Daisy and Lucy both turned to look at Tommy. He was quite pink-faced himself, self-consciously proud.
“Time to bring another little solicitor into the world,” he said half mockingly, then sighed. “Right-ho, I’ll rally round. Can’t let the side down, don’t y’know. Unless your scheme is actually criminal, I’ll lend a hand.”
“Spiffing!” said Daisy, and got down to brass tacks.
Dinner was over and the long Summer Time evening waned.
Swifts swooped over the gardens, wreaking devastation on the clouds of midges.
All her plans laid and approved by the others, Daisy was glad to relax at last. In the twilight on the terrace, chatting about indifferent subjects since her cousins were there, she could almost pretend nothing had changed since she was a girl.
Lowecroft came out of the house. “Telephone call for Miss Dalrymple. A Mr. Fletcher, miss.”
“The Drinker!” cried Edgar. Before Daisy could object to his casting utterly unwarranted aspersions on Alec, he seized his butterfly net, never far from his side, and dashed down the steps to the lawn. The spaniel, Pepper, loped after him. “Philudoria potatoria,” came floating back.
Daisy hurried in to the telephone. “Alec?”
“Hello, Daisy.” He sounded tired. “I hope I’m not interrupting anything.”
“Oh no. We were just sitting out on the terrace. I’m glad you rang. I’m so sorry I didn’t manage to let you know in time about lunch.”
“You tried. I take it I wasn’t abandoned for a common or garden house-party?”
“As though I would!”
“You’re not in trouble, are you?”
“No, honestly.”
“Petrie is?”
She hesitated. “Not exactly,” she said. Strictly speaking it was the Arbuckles who were in the soup.
“Daisy, I know how far you’ll go to help someone you’ve taken under your wing. Don’t go and land yourself in a hole trying to pull him out.”
“It’s nothing like that.”
“What is it? Why don’t you tell me? Perhaps I can advise, if not help.”
“I’d like to tell you, Alec, but I can’t.”
“Can’t, or won’t?”
“Mustn’t. Don’t worry, I shan’t do anything stupid.
” Time to change the subject. “It feels frightfully peculiar staying at Fairacres as a guest.” She went on to describe the eerie effect of the changed residents and the unchanged furnishings.
“I’ll show you around this weekend,” she finished.

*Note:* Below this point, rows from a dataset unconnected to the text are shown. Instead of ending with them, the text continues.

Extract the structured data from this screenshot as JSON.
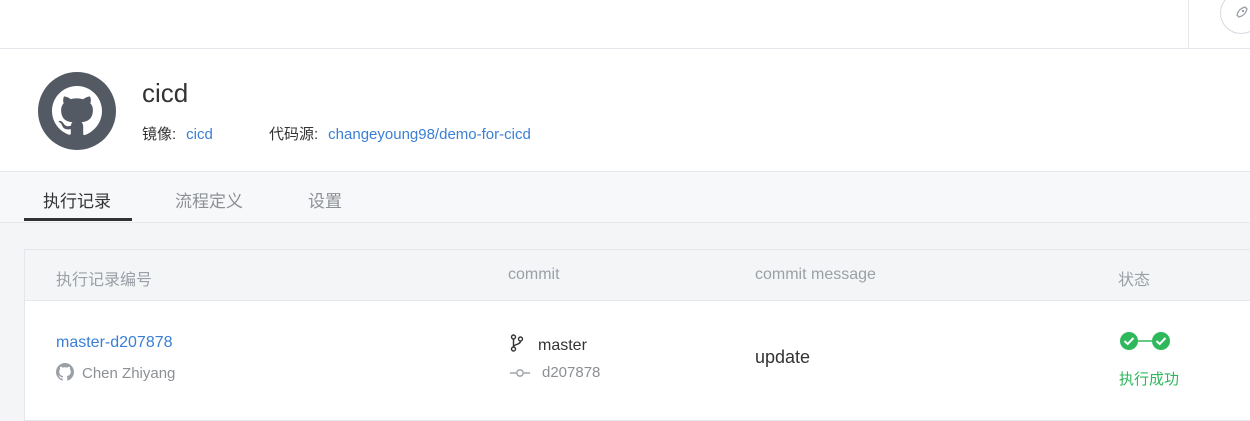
{
  "repo": {
    "name": "cicd",
    "image_label": "镜像:",
    "image_value": "cicd",
    "source_label": "代码源:",
    "source_value": "changeyoung98/demo-for-cicd"
  },
  "tabs": [
    {
      "label": "执行记录",
      "active": true
    },
    {
      "label": "流程定义",
      "active": false
    },
    {
      "label": "设置",
      "active": false
    }
  ],
  "table": {
    "headers": [
      "执行记录编号",
      "commit",
      "commit message",
      "状态"
    ],
    "rows": [
      {
        "run_id": "master-d207878",
        "author": "Chen Zhiyang",
        "branch": "master",
        "commit": "d207878",
        "message": "update",
        "status": "执行成功"
      }
    ]
  },
  "colors": {
    "link": "#3a7fd5",
    "success": "#2eb85c"
  }
}
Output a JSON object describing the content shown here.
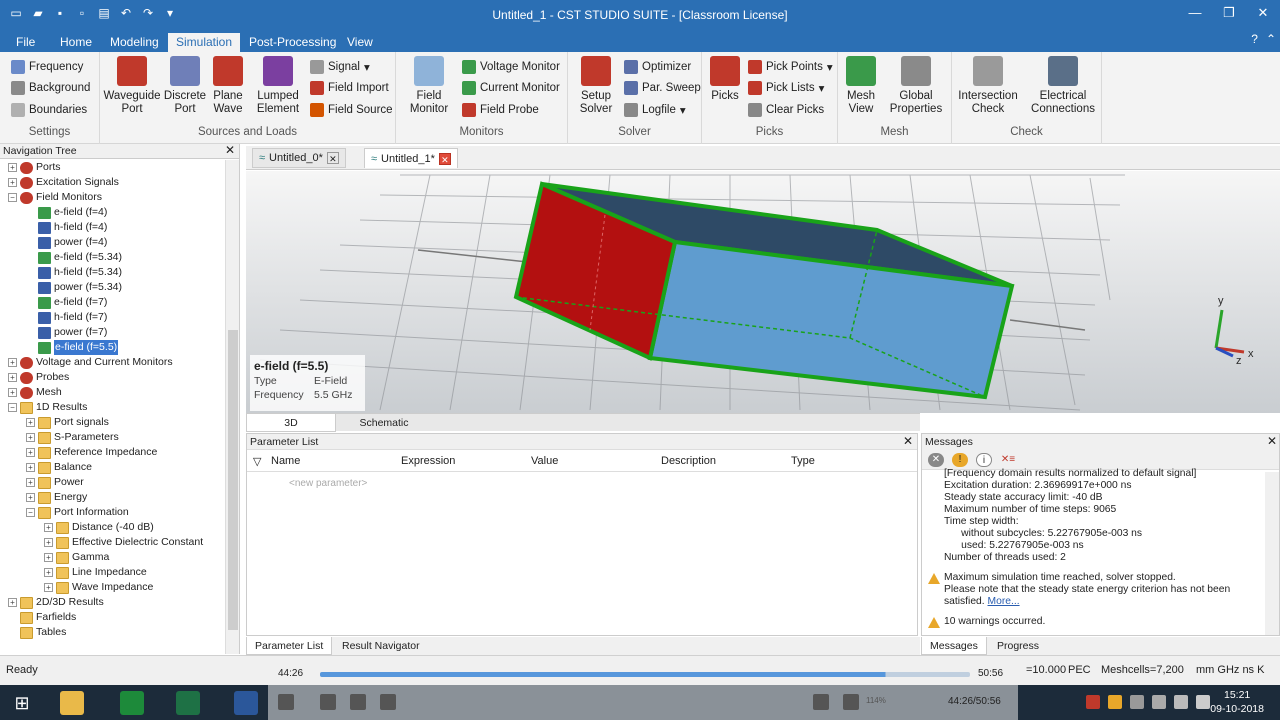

“I’m sure Edgar won’t mind. You can come, can’t you? ”
“You still want me to?”
“Of course! I just wish you were here now,” Daisy said with fervour.
“I’ll be there. The Super’s promised to cope without me even if a second Guy Fawkes blows up the Houses of Parliament. Belinda sends her love.”
“Give her mine. Good-night, Alec.”
“Good-night, love. Sweet dreams.”
Daisy held the earpiece to her ear for several moments after the click of Alec hanging up came over the wire. He had called her ‘love,’ even though she could tell from his voice that he was hurt by her refusal to confide in him.
If Gloria was not free—rescued or ransomed—by the weekend, she would insist on telling him everything.